Chapter 5.4
Notes
Linguistic Mapping Exercises
Knowledge Checks
- Evaluate the following finite series: \(\sum\limits_{k=10}^{50}(3k-2).\)
- Evaluate the following finite series: \(\sum\limits_{k=1}^{40}\left(\tfrac{1}{k+1}-\tfrac{1}{k+2}\right).\)
- Evaluate the following finite series: \(\sum\limits_{k=2}^{40}\tfrac{1}{k^2+4k+3}.\)
- Evaluate the following finite series: \(\sum\limits_{k=3}^{50}\left(\tfrac{1}{2}\right)^k.\)
- Evaluate the following series: \(\sum\limits_{k=2}^{\infty}\tfrac{1}{k^2+4k+3}.\)
- Evaluate the following series: \(\sum\limits_{k=3}^{\infty}\left(\tfrac{1}{2}\right)^k.\)
- Show that the following series diverges: \(\sum\limits_{n=1}^{\infty}\tfrac{n^2+3}{4n^2+n+1}.\)
- Use the comparison test to determine the convergence or divergence of these series:
- \(\sum\limits_{n=1}^{\infty}\tfrac{n+1}{n^3+2n+1}\)
- \(\sum\limits_{n=1}^{\infty}\tfrac{n}{\sqrt{4n^2+2}}\)
- \(\sum\limits_{n=1}^{\infty}\tfrac{3^n+2n}{10^n+100}\)
- Use the limit comparison test to determine the convergence or divergence of these series:
- \(\sum\limits_{n=1}^{\infty}\tfrac{n+1}{n^3+2n+1}\)
- \(\sum\limits_{n=1}^{\infty}\tfrac{n}{\sqrt{4n^2+2}}\)
- \(\sum\limits_{n=1}^{\infty}n^2\sin\left(\frac{1}{n^3}\right)\)
- \(\sum\limits_{n=1}^{\infty}\tfrac{3^n+2n}{10^n+100}\)
- Use the alternating series test to determine the convergence of the following series and then determine if they are conditionally convergent or absolutely convergent:
- \(\sum\limits_{n=1}^{\infty}\tfrac{(-1)^n}{n^2+1}\)
- \(\sum\limits_{n=1}^{\infty}\tfrac{(-1)^n}{e^n}\)
- \(\sum\limits_{n=1}^{\infty}\tfrac{1}{\sqrt{3n^2+1}}\)
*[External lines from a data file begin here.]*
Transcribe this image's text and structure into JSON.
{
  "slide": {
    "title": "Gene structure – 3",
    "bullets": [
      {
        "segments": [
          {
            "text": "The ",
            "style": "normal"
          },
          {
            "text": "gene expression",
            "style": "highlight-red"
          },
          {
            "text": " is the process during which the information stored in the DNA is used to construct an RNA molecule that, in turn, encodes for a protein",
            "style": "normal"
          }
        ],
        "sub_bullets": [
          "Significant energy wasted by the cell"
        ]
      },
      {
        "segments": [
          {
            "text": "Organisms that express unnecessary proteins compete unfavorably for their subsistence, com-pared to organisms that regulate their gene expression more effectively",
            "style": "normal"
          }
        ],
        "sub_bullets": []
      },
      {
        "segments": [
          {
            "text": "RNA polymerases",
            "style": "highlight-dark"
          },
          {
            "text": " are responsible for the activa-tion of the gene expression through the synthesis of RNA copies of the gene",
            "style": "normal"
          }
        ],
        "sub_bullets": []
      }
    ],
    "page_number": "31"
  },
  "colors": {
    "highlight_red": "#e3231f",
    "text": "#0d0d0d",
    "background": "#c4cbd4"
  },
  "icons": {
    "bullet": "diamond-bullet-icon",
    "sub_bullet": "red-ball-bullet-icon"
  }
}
- Use the ratio test to determine the convergence of the following series: \(\sum\limits_{n=1}^{\infty}\tfrac{3^n}{n!}.\)
- Use the root test to determine the convergence of the following series: \(\sum\limits_{n=1}^{\infty}\tfrac{3^n}{2^n}.\)
Remember, do the knowledge checks before checking the solutions.